Christians and government, Romans 13, taxes, and Caesar

What so many Christians get wrong is that they think government helping the poor is the same as a person helping the poor. They don’t consider that taxes are theft, misinterpret Jesus’ response to Pharisees about Caesar’s image on a coin and Romans 13. And misapply the laws of Moses.

They also forget that Caesar was divinity by government decree, and the coin was idolatry. The question was about taxes, but he wisely told them to pay to Caesar whatever actually belonged to him. But “The Earth is the Lord’s and the fullness thereof”.

Plus in Matthew 17, where Jesus did indeed pay taxes, he told the disciples that it was a form of involuntary servitude, to paraphrase, by reminded them in a question that the kings and nobles and the people who tell you how much to pay up, do not put that burden on their own children. “Then are the children [of your taxman] free”.

They also forget that Romans 13 does not apply when any government does not meet the description as “God’s sword” to stop evil.

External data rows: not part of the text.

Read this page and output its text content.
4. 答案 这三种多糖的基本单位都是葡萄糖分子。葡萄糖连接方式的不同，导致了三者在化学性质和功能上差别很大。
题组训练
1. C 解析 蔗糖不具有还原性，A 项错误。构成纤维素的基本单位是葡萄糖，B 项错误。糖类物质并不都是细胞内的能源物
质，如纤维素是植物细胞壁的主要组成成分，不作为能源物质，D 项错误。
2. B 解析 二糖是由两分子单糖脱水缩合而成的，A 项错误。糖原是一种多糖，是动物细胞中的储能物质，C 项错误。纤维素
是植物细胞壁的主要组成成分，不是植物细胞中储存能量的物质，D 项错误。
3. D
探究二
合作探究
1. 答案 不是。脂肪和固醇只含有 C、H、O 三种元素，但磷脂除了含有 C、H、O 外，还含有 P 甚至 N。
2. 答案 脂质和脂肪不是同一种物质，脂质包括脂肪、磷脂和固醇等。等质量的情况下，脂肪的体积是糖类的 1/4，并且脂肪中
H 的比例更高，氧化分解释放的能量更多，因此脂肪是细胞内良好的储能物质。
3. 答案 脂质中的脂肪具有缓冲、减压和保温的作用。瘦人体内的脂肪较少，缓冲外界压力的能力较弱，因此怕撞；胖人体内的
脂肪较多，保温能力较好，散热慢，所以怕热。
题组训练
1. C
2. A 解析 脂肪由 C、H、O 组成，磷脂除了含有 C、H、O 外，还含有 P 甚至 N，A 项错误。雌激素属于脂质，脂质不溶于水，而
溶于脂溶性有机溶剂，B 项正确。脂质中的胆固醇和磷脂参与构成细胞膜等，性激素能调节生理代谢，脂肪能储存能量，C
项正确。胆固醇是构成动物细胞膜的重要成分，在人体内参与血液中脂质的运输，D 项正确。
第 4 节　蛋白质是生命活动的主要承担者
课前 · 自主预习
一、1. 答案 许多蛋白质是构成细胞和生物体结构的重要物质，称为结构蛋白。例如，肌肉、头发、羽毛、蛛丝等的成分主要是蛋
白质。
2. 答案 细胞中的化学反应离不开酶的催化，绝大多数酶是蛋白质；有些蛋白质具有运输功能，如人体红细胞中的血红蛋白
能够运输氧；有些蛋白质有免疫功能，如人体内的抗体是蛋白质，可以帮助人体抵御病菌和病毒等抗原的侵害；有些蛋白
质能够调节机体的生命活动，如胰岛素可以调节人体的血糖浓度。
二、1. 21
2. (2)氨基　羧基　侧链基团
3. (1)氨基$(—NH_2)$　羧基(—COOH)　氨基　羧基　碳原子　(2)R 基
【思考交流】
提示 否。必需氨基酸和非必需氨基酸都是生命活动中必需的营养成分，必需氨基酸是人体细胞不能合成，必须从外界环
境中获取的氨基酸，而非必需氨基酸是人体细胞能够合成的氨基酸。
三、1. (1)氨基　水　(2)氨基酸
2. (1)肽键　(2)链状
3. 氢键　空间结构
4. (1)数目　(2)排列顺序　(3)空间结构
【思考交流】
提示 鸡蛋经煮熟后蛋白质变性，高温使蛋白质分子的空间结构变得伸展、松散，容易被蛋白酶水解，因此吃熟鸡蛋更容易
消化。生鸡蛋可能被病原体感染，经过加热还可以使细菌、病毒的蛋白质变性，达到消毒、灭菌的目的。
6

The anti-government campaigns of the earliest Christians against infanticide (by adoption), against gladiator battles (Saint Telemachus), refusing the decree to recognize Caesar as a god, against slavery (St. Patrick in Ireland), against aristocratic abuse (appeals in the Magna Carta to a divine natural law above kings), all these things are applications of the Christian Golden Rule.

The corollary subset of the Golden Rule known as the non-aggression principle is a natural law that binds all mankind, something that the growth in the libertarian movement today recognizes.  Christians have been slow to recognize this but they are increasing in numbers. Their main obstacle to understanding is that Pharisees and control freaks and unbelievers are diluting the application of the law of love,along with the dilution of the message of salvation.